Salem is close to the Blue Ridge Parkway, a 469-mile non-commercialized route in the mountains with opportunities for camping, hiking, fishing, biking and picnicking. The city is five minutes from the Appalachian Trail, where visitors can explore the natural beauty of the region. They can also enjoy a tube ride down the James River, hit the race track at Thunder Valley go-karts or spend the day shopping at Tanglewood Mall
Much of Salem’s success as a sports destination is because of the people in the community, and the ones who work at the convention and visitors bureau, who are there to help at every turn. The team will work with sports planners to coordinate accommodations at hotels and negotiate the best possible rates. For every NCAA tournament, host families are assigned to each team to make their stay more enjoyable. These families can provide information on activities or places to eat, serving as personal concierges to help teams get from one place to the other.

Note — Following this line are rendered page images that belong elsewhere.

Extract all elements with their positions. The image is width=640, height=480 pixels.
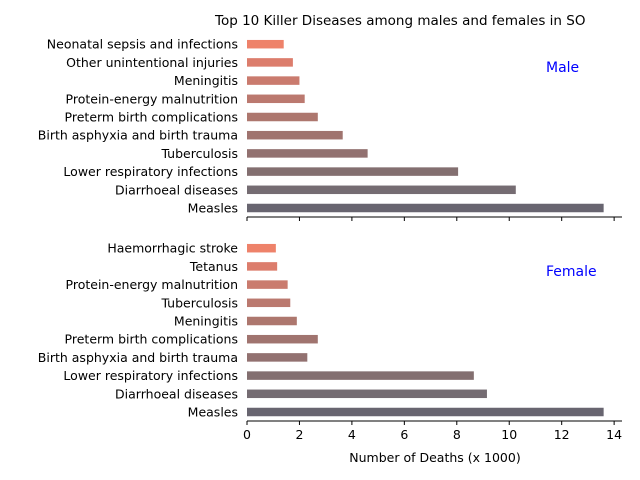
bar — [247, 76, 300, 85]
bar — [247, 185, 516, 195]
male-bars — [247, 39, 604, 213]
category-label: Tuberculosis — [160, 146, 238, 161]
category-label: Lower respiratory infections — [63, 368, 238, 383]
male-x-ticks — [246, 217, 615, 221]
bar — [247, 353, 308, 362]
bar — [247, 280, 288, 289]
male-panel-label: Male — [546, 60, 579, 76]
x-tick-label: 4 — [348, 427, 356, 442]
category-label: Meningitis — [174, 314, 238, 329]
category-label: Protein-energy malnutrition — [66, 91, 238, 106]
bar — [247, 112, 318, 122]
female-category-labels: Measles Diarrhoeal diseases Lower respirat… — [38, 241, 239, 420]
bar — [247, 334, 318, 344]
category-label: Birth asphyxia and birth trauma — [38, 350, 238, 365]
bar — [247, 316, 297, 326]
bar — [247, 39, 284, 49]
x-tick-label: 2 — [295, 427, 303, 442]
category-label: Tuberculosis — [160, 295, 238, 310]
female-panel-label: Female — [546, 264, 597, 280]
bar — [247, 243, 276, 253]
category-label: Haemorrhagic stroke — [107, 241, 238, 256]
male-panel: Measles Diarrhoeal diseases Lower respirat… — [38, 37, 622, 221]
x-tick-label: 12 — [554, 427, 570, 442]
female-x-ticks: 0 2 4 6 8 10 12 14 — [243, 421, 622, 442]
bar — [247, 262, 278, 271]
category-label: Neonatal sepsis and infections — [47, 37, 238, 52]
category-label: Protein-energy malnutrition — [66, 277, 238, 292]
bar — [247, 149, 368, 158]
female-panel: Measles Diarrhoeal diseases Lower respirat… — [38, 241, 622, 442]
x-tick-label: 0 — [243, 427, 251, 442]
bar — [247, 167, 459, 176]
category-label: Measles — [188, 405, 238, 420]
category-label: Birth asphyxia and birth trauma — [38, 128, 238, 143]
category-label: Measles — [188, 201, 238, 216]
x-tick-label: 6 — [400, 427, 408, 442]
category-label: Lower respiratory infections — [63, 164, 238, 179]
category-label: Other unintentional injuries — [66, 55, 238, 70]
bar — [247, 389, 487, 399]
bar — [247, 94, 305, 104]
female-bars — [247, 243, 604, 417]
category-label: Tetanus — [189, 259, 238, 274]
male-category-labels: Measles Diarrhoeal diseases Lower respirat… — [38, 37, 238, 216]
category-label: Preterm birth complications — [65, 332, 238, 347]
category-label: Meningitis — [174, 73, 238, 88]
x-tick-label: 14 — [606, 427, 622, 442]
category-label: Preterm birth complications — [65, 110, 238, 125]
bar — [247, 407, 604, 417]
category-label: Diarrhoeal diseases — [115, 182, 238, 197]
x-axis-label: Number of Deaths (x 1000) — [349, 450, 520, 465]
chart-title: Top 10 Killer Diseases among males and f… — [214, 13, 585, 29]
bar — [247, 298, 291, 308]
bar — [247, 130, 343, 140]
bar — [247, 58, 293, 67]
category-label: Diarrhoeal diseases — [115, 386, 238, 401]
x-tick-label: 8 — [453, 427, 461, 442]
bar — [247, 203, 604, 213]
bar — [247, 371, 474, 380]
x-tick-label: 10 — [501, 427, 517, 442]
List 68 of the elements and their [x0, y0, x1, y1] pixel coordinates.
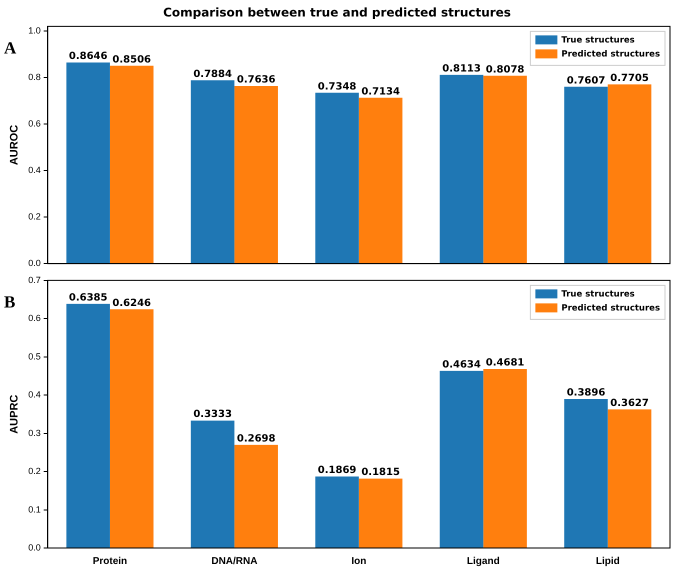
bar	[564, 399, 608, 548]
data-label: 0.7134	[361, 86, 400, 98]
y-tick-label: 0.3	[28, 428, 41, 438]
bar	[66, 304, 110, 548]
bar	[234, 444, 278, 548]
data-label: 0.7636	[236, 74, 276, 86]
y-tick-label: 0.6	[28, 118, 41, 129]
data-label: 0.8113	[442, 64, 481, 75]
bar	[66, 62, 110, 264]
data-label: 0.6246	[112, 298, 152, 309]
bar	[190, 80, 234, 264]
data-label: 0.3627	[610, 398, 649, 409]
data-label: 0.1815	[361, 467, 400, 478]
y-axis-title: AUPRC	[8, 394, 21, 434]
y-tick-label: 0.2	[28, 212, 41, 222]
bar	[483, 369, 527, 548]
data-label: 0.7607	[566, 75, 606, 86]
data-label: 0.8078	[486, 64, 524, 76]
y-tick-label: 0.0	[28, 542, 41, 552]
chart-title: Comparison between true and predicted structures	[163, 5, 511, 20]
y-axis-title: AUROC	[8, 124, 21, 166]
x-tick-label: Protein	[92, 556, 128, 567]
legend-label: Predicted structures	[561, 304, 660, 314]
data-label: 0.8646	[68, 51, 108, 62]
bar	[358, 98, 402, 264]
data-label: 0.7884	[193, 68, 232, 80]
y-tick-label: 1.0	[28, 26, 41, 36]
legend-label: True structures	[561, 290, 635, 300]
bar	[315, 92, 359, 264]
y-tick-label: 0.8	[28, 72, 41, 82]
text: B	[4, 292, 16, 312]
bar	[234, 86, 278, 264]
data-label: 0.2698	[236, 433, 276, 444]
bar	[190, 420, 234, 548]
legend-label: Predicted structures	[561, 50, 660, 60]
y-tick-label: 0.7	[28, 274, 41, 285]
y-tick-label: 0.4	[28, 390, 41, 400]
data-label: 0.3896	[566, 388, 606, 399]
y-tick-label: 0.6	[28, 313, 41, 324]
bar	[110, 309, 154, 548]
data-label: 0.4681	[486, 358, 524, 369]
y-tick-label: 0.4	[28, 165, 41, 176]
y-tick-label: 0.0	[28, 258, 41, 268]
bar	[608, 84, 652, 264]
data-label: 0.8506	[112, 54, 152, 66]
bar	[315, 476, 359, 548]
x-tick-label: Ion	[351, 556, 366, 567]
y-tick-label: 0.5	[28, 351, 41, 362]
bar	[608, 409, 652, 548]
data-label: 0.4634	[442, 359, 481, 370]
y-tick-label: 0.1	[28, 504, 41, 514]
data-label: 0.1869	[318, 465, 356, 476]
data-label: 0.6385	[68, 292, 108, 304]
bar	[358, 478, 402, 548]
bar	[110, 66, 154, 264]
bar	[440, 370, 484, 548]
legend-label: True structures	[561, 36, 635, 46]
y-tick-label: 0.2	[28, 466, 41, 476]
data-label: 0.3333	[193, 409, 232, 420]
data-label: 0.7705	[610, 73, 649, 84]
x-tick-label: Ligand	[466, 556, 500, 567]
x-tick-label: DNA/RNA	[211, 556, 258, 567]
bar	[440, 74, 484, 264]
x-tick-label: Lipid	[596, 556, 620, 567]
bar	[564, 86, 608, 264]
data-label: 0.7348	[318, 81, 356, 92]
text: A	[4, 38, 17, 58]
bar	[483, 76, 527, 264]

Getting Here and Getting Around
Salem is centrally located and easy to get to from most of the country. Air service to the region is available through the Roanoke Regional Airport, offering direct flights to nine international airports. Salem is also easily accessible by car, as it is 30 minutes from Interstate 64 and an hour from Interstate 77. Once teams arrive, the best way to get around is by rented car or van. The city is relatively small and most venues are located close to one another.
Salem has deep roots in sports, and that passion remains strong to this day, permeating the small population and emanating from each individual. And while Salem has a solid collection of sports facilities, an impressive resume of successful events, and unparalleled expertise in the sporting world, it is the people in Salem that set it apart. As Harveycutter emphasized, it is good old Southern hospitality, and it keeps sports teams coming back every year.